The grey-jackets headed back to Virginia, but a new commander, Burnside assaulted Lee’s positions above Fredericksburg on 13th September. That was no good either, and Burnside had to withdraw, a reverse which severely shook the Union war effort.
In the spring of 1863 a re-inforced Union army under Hooker took up the offensive again in the Battle of Chancellorville (2-4 May, 1863). Lee was able to stand up to the assault, but Jackson was killed fighting. Lee, nothing deterred, proceeded to invade Pennsylvania, but was soundly trounced at the Battle of Gettysburg following which he was on the defensive for the remainder of the War.

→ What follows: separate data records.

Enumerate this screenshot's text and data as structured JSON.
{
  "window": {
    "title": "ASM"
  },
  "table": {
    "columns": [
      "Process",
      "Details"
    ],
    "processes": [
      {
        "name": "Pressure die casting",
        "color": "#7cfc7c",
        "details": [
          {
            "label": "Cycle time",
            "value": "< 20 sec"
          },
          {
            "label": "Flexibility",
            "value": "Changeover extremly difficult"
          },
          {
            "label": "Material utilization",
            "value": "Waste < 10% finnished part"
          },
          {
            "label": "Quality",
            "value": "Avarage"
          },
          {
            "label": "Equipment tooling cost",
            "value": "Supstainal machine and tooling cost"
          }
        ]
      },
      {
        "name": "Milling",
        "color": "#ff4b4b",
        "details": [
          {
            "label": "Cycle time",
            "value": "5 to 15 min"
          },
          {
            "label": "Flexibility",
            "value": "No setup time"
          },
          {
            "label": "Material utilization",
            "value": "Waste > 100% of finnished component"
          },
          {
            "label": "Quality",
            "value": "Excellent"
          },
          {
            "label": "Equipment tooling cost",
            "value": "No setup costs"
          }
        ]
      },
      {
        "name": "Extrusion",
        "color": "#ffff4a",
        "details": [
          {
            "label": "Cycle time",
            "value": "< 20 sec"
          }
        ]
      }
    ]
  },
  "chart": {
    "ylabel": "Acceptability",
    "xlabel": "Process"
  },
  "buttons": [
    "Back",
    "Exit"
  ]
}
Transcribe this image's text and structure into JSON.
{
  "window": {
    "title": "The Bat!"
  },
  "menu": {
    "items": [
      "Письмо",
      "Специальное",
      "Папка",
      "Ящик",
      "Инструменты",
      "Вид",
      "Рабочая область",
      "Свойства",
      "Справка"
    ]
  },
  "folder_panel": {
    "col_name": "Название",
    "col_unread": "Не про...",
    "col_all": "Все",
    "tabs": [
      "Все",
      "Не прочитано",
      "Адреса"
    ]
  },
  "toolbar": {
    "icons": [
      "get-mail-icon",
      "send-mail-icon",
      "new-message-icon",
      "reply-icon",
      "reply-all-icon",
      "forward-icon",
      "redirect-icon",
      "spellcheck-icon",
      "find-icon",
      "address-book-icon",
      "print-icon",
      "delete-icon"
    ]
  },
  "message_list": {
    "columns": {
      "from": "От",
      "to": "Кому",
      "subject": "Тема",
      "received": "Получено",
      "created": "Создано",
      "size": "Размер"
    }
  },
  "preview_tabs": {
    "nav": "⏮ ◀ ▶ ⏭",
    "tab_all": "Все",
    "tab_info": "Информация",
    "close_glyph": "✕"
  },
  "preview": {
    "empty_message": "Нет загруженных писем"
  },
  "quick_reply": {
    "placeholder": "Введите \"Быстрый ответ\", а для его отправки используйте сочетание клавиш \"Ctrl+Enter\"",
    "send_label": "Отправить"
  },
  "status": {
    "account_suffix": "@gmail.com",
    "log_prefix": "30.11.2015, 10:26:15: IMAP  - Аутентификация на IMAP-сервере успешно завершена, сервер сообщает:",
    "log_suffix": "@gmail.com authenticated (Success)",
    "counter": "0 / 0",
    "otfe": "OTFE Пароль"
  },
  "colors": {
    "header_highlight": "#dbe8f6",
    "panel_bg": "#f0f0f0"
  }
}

In the early summer months of 1864 a series of engagements were fought in the wilder parts of Virginia, and Grant was defeated three times before retreating across the River James, to renew his attacks in the Petersburg Campaign. This continued well into 1865. This is the period depicted excellently in the opening scenes of the movie Dances with Wolves. Three assaults on Richmond, the capital, were repelled by Lee to the disgust of General Grant. Through all winter Unionist forces besieged the capital, so Lee was prevented from sending re-inforcements south to stop Sherman’s advance through Georgia. On All Fool’s Day he lost the battle of Five Forks and was forced to abandon both Richmond and Petersburg. He was virtually surrounded when he decided enough was enough (thousands of young Americans loyal to South or North had already died in this atrocious war fomented by selfish and obstinate men), and surrended at Appomattox on 9 April, bringing this series of campaigns (and the War) to an end.